Ich war vor einigen Tagen im Schauspiel, als man den standhaften Prinzen, nach Ihrer Uebersetzung, gab.[b] Wolf Wolf |sic| spielt ihn meisterhaft, alle übrigen Schauspieler stehen zum Theil unter dem Mittelmäßigen. Ich habe gleich nachher das Stück von neuem durchgelesen, und es drängt mich ordentlich, Ihnen zu sagen, wie mich Ihre musterhafte und unübertrefliche Uebertragung aufs neue ergriffen hat. Meiner Frau ist es damit ebenso ergangen. So sehr ich die Indischen Studien liebe, so wäre es doch sehr zu bedauern, wenn Sie es von jetzt an völlig verschmähten, dichterischen Arbeiten solcher u. andrer Art Ihre Muße zu widmen. Ich hörte einmal in diesem Winter, daß etwas neues Poetisches von Ihnen erscheinen würde. Wie sehr würde ich mich freuen, wenn es sich bestätigen sollte.
Das Unternehmen Ihres Ramayana erfüllt mich mit den freudigsten Hoffnungen. Eine solche Ausgabe des wichtigsten Indischen Gedichts muß das Studium recht eigentlich sichernd begründen. Ich bitte Sie, meinen Namen den Subscribenten beizuzählen. Wo ich kann, werde ich die Unternehmung mit Vergnügen befördern. Leider aber habe ich auswärts kaum einige Verbindungen, am wenigsten in Wien.
In wenigen Tagen hoff ich Ew. Hochwohlgebornen eine schon längst in der Akademie gelesene, aber nun erst gedruckte Abhandlung zu schicken, die ich Sie gütig u. nachsichtsvoll aufzunehmen bitte.
Leben Sie recht wohl, u. arbeiten Sie mit der Ruhe u. Heiterkeit, die ein Gelingen der Arbeit, wie dasjenige ist, dessen Sie Sich immer erfreuen können, einflößen muß. Mit hochachtungsvollster Freundschaftder Ihrige,
Humboldt
Fußnoten
- a |Editor| Dieser Brief Schlegels scheint nicht erhalten zu sein.

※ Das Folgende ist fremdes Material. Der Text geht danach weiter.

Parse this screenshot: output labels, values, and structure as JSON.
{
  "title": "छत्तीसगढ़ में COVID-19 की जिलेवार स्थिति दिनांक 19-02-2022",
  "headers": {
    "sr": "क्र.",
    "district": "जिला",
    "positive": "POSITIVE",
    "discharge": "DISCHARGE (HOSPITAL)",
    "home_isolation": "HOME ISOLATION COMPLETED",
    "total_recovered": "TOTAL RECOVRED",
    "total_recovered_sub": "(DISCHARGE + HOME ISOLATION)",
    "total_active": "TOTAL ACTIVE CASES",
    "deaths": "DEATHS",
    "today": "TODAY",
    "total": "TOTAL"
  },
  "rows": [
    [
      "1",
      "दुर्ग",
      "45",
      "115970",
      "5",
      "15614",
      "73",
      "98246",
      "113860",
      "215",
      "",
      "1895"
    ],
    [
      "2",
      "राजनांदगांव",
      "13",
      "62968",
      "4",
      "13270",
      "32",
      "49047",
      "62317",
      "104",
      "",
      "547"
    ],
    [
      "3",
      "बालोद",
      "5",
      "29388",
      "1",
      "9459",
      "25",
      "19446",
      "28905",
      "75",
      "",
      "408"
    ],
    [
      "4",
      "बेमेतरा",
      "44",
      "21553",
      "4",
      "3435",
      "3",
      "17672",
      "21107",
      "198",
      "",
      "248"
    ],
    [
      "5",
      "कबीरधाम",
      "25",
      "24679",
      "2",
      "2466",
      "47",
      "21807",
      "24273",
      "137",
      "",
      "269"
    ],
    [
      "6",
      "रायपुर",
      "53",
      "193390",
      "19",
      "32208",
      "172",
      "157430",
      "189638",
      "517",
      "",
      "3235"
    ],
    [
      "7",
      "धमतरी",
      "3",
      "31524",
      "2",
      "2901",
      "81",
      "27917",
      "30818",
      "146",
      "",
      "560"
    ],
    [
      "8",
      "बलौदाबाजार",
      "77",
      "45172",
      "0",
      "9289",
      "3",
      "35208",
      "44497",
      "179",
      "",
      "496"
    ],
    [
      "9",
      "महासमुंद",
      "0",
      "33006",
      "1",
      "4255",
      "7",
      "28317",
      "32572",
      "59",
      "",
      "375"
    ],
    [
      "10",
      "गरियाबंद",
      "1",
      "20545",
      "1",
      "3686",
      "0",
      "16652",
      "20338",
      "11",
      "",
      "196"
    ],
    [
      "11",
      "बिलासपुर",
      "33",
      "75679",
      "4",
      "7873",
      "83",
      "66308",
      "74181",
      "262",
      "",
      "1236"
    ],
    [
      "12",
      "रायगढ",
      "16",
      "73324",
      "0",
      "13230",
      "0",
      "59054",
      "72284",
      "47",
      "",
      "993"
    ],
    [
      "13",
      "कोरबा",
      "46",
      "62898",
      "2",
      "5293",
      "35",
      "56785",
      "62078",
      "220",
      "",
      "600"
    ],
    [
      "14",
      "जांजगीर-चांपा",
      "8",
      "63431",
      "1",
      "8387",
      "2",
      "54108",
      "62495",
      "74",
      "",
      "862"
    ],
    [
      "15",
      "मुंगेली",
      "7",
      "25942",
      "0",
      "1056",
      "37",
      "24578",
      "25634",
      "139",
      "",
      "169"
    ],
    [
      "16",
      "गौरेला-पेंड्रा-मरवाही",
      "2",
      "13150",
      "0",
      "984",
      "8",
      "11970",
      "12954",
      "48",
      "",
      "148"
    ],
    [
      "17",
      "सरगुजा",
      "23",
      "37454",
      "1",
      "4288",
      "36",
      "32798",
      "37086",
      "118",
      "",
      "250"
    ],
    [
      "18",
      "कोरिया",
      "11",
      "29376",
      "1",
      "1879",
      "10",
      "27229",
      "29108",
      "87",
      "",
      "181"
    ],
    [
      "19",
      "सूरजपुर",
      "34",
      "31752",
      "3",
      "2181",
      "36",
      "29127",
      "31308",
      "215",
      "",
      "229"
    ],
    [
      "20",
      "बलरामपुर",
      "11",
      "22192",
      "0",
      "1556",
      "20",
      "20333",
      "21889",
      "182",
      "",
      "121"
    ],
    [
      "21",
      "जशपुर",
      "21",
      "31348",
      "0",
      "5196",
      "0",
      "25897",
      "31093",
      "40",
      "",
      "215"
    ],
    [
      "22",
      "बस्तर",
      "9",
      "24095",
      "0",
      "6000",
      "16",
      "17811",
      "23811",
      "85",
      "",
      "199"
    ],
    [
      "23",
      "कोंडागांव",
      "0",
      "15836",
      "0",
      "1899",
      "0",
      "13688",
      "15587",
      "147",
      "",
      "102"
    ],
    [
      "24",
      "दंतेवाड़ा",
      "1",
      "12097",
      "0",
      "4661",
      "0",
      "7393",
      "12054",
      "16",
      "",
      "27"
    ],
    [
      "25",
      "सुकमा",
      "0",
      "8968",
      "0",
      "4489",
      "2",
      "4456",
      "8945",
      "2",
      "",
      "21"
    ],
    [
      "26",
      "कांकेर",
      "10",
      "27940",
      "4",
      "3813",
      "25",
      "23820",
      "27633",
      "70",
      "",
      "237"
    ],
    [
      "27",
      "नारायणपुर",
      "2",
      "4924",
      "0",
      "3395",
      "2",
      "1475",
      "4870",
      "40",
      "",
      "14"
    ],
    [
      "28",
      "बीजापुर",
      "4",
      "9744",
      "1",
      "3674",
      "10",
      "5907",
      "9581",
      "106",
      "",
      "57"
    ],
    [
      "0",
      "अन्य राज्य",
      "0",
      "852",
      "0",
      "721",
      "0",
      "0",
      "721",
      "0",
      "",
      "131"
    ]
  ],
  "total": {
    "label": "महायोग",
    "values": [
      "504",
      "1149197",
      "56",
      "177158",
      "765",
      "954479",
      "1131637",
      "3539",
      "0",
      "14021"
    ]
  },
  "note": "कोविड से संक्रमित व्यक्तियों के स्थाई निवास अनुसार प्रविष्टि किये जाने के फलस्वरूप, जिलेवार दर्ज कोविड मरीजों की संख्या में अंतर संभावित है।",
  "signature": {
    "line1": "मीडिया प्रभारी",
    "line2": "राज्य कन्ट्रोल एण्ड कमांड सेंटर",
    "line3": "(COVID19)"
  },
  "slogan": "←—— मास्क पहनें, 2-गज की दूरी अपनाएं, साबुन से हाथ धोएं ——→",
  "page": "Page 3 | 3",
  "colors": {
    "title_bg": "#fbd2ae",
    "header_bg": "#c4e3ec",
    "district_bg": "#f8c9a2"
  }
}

- b |Editor| Pedro Calderón de la Barcas Drama "El principe constante" war 1809 in deutscher Übersetzung von Schlegel unter dem Titel "Der standhafte Prinz" erschienen; s. Schauspiele von Don Pedro Calderon de la Barca. Übersetzt von August Wilhelm Schlegel, Zweiter Band, Berlin: Julius Eduard Hitzig 1809, S. 1ff. Aufgeführt wurde das Stück nachweislich am 09.04.1824 am Königlichen Schauspielhaus in Berlin (s. Theaterzettel, SBBPK, Sig.: Yp 4824/2100-1824, Nr. 105).